The problem Storage I/O control is addressing is the situation where some less important workloads are taking the majority of I/O bandwidth from more important applications. In the case of the three applications shown here, the data mining is hogging a majority of the storage I/O resource. And the two more important to the business operations are getting less performance than needed. <Click> what one wants to see is a distribution of I/O that is aligned with the importance of each virtual machine. Where the most important business critical applications are getting the I/O bandwidth needed for them to be responsive and the less critical data mining application is taking less I/O bandwidth.
I/O shares can be set at the Virtual Machine level and although this capability has been there for a few previous releases, it was not enforced on a VMware cluster wide level until release 4.1. Prior to 4.1 the I/O shares and limits were enforced for a VM with more than one virtual disk or a number of VMs on a single ESX server. <click> But with 4.1 these I/O shares are now used to distribute I/O bandwidth across all the ESX servers which have access to that shared datastore.
The ability to set shares for I/O is done via edit properties on the virtual machine.
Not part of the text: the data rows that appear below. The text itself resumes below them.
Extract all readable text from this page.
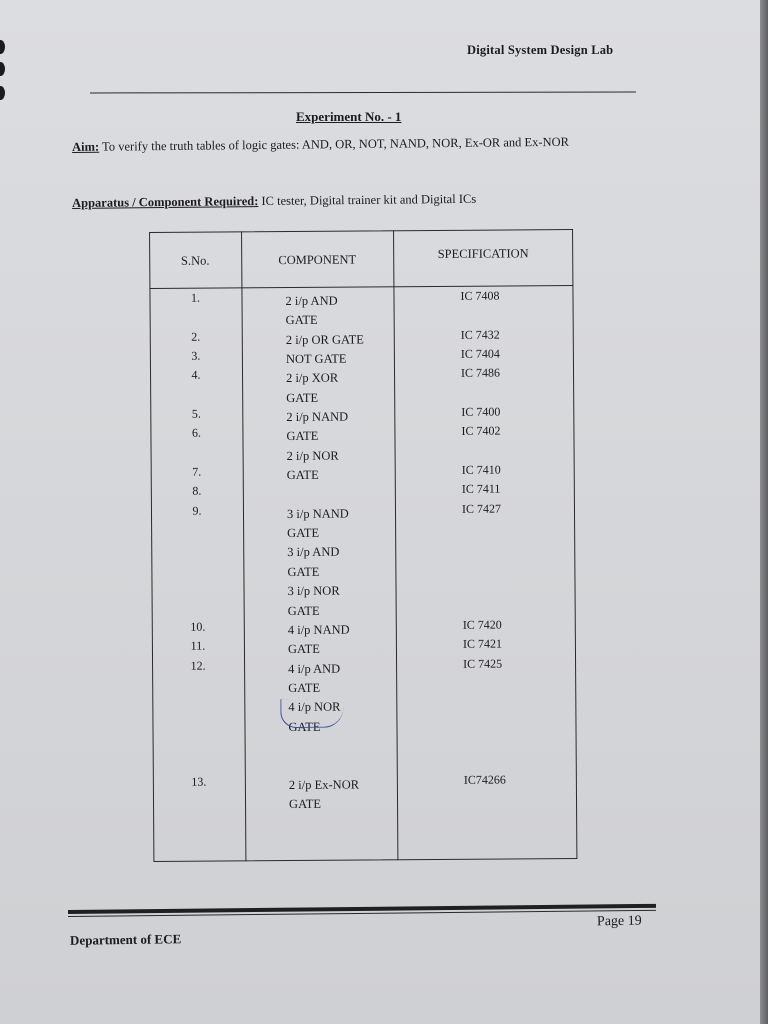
Digital System Design Lab
Experiment No. - 1
Aim: To verify the truth tables of logic gates: AND, OR, NOT, NAND, NOR, Ex-OR and Ex-NOR
Apparatus / Component Required: IC tester, Digital trainer kit and Digital ICs
S.No.	COMPONENT	SPECIFICATION
1.
2.
3.
4.
5.
6.
7.
8.
9.
10.
11.
12.
13.
2 i/p AND
GATE
2 i/p OR GATE
NOT GATE
2 i/p XOR
GATE
2 i/p NAND
GATE
2 i/p NOR
GATE
3 i/p NAND
GATE
3 i/p AND
GATE
3 i/p NOR
GATE
4 i/p NAND
GATE
4 i/p AND
GATE
4 i/p NOR
GATE
2 i/p Ex-NOR
GATE
IC 7408
IC 7432
IC 7404
IC 7486
IC 7400
IC 7402
IC 7410
IC 7411
IC 7427
IC 7420
IC 7421
IC 7425
IC74266
Department of ECE
Page 19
This screen shows two virtual disks and the ability to set priority and limits on the I/Os per second.
Once the shares are set on the virtual machines in a vmware cluster, one needs to also enable the “Storage I/O Control” option on the properties screen for that datastores on which you want to have Storage I/O control working. The other thing that is needed for Storage I/O to kick in is that congestion measured in the form of latency must exist for a period of time on the datastore before the I/O control kicks in. The example which comes to mind is a car pool lane is not typically enforced when there is not a lot of traffic on the highway. It would be of limited value if you could travel at the same speed in the non car pool lane as well as the car pool lane. In much the same way, Storage I/O control will not be put into action when there is latency below a sustained value of 30 msec.
One can then observe which VMs have what shares and limits set via the virtual machine tab for the datastore. As datastores are now objects managed by vCenter, there are several new views in vSphere that enable you see which ESX Servers are connected to a datastore and which VMs are sharing that datastore. Many of these views also allow one to customize which columns are displayed and create specific views to report on usage.
The way in which these I/O shares are used to effect performance is that queue depth for each ESX server can be assigned and throttled to align the specific shares assigned for each VM running on the collective pool of storage. In the case of our 3 VMs displayed earlier, we have the data mining vm getting the least number of queues assigned while the other two VMs are getting many more queuing slots enabled for their I/O.
It is important to understand that SIOC does not kick in until the congestion of the datastore gets above the threshold of 35 ms for a period of time. It is a weighted average that is used to determine this latency is not just a minor spike that comes and goes quickly. This threshold value can be modified but should be done only with great care and consideration as if its too low, it might be on and off again a lot or if too high might not kick in at all.